The [provisions which] focus on the (1) “lease of the debtor” (365(c)(3)), (2) the debtor as “lessee” (365(d)(4)(A)), (3) the “interest of the debtor” under the lease ((541(b)(2)), and (4) the lease “by … lessor to the debtor” (362(b)(10)) indicate together that one cannot so easily dispense with the actual use to which the debtor will put the demised premises personally while still giving effect to the entirety of the language used in the statutory provisions.  The substance of the lease, namely the precise purpose the lessee has for the property, must find its way into the analysis.

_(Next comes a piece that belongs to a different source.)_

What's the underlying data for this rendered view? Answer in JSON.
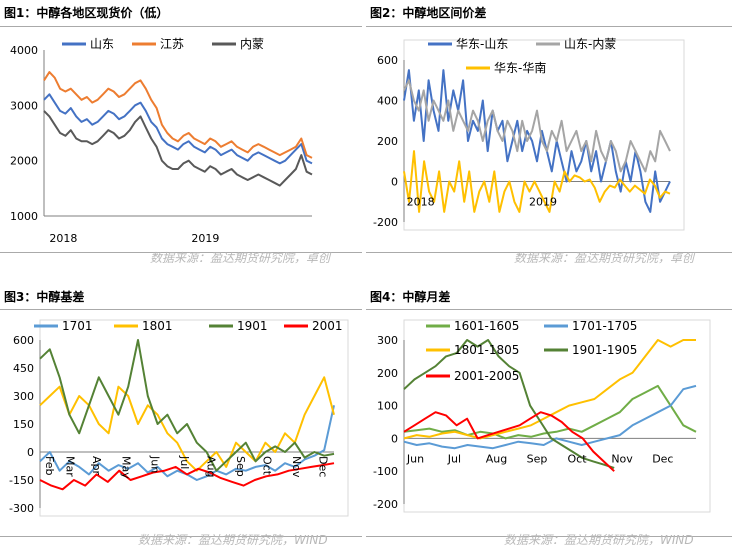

And therein lies the difficulty with the property test.  All would appear to agree in the cases applying the property test that the debtor lessees in question never had any intention of making the leased premises his, her or, its residence.  And yet that salient fact is sidelined by the property test analysis in favor of focusing, instead, and in isolation, on the use to which unnamed, unknown nondebtor sublessees, perhaps far down the leasing chain, will put the property.  And that remote use (e.g., living in a dwelling) will not be the same use (e.g., investment and income production) that the original leasing parties contemplated.

Id. at 379.

The court also stated that the “property test” leads to unnecessary complexities and unintended results, quoting Jeffrey S. Battershall, Commercial Leases and Section 365 of the Bankruptcy Code, 64 Am. Bankr. L.J. 329, 341 (1990)

The approach … of looking to the character of the property as opposed to that of the lease seems to offer less guidance in close cases, for example a residential apartment building which also has a number of commercial businesses or offices in the building. Opinions addressing such mixed character properties have drawn inconsistent conclusions.  Looking to the character of the property in such mixed cases seems undeterminative as it is both residential and commercial in nature.  One bankruptcy scholar has suggested that this sort of problem could be resolved by using some theory of “dominant use” but did not elaborate on how such dominant use would be measured. Either looking to the character of the property or its dominant use is arguably undesirable in that both approaches leave lessors and lessees without any clear guide regarding whether a lease in a mixed situation is residential or nonresidential prior to a specific court determination and thus with no means of knowing their specific rights and obligations under section 365.  Alternatively, the method of looking to the character of the lease and the intent of the parties, … seems to provide better guidance for all parties, including the court, in a close situation.  In the apartment building example, under this approach, the owner’s lease to the management company would be nonresidential or commercial as would the management company’s lease of space to commercial businesses in the building.  The management company’s lease with tenants who live in the building would be considered residential.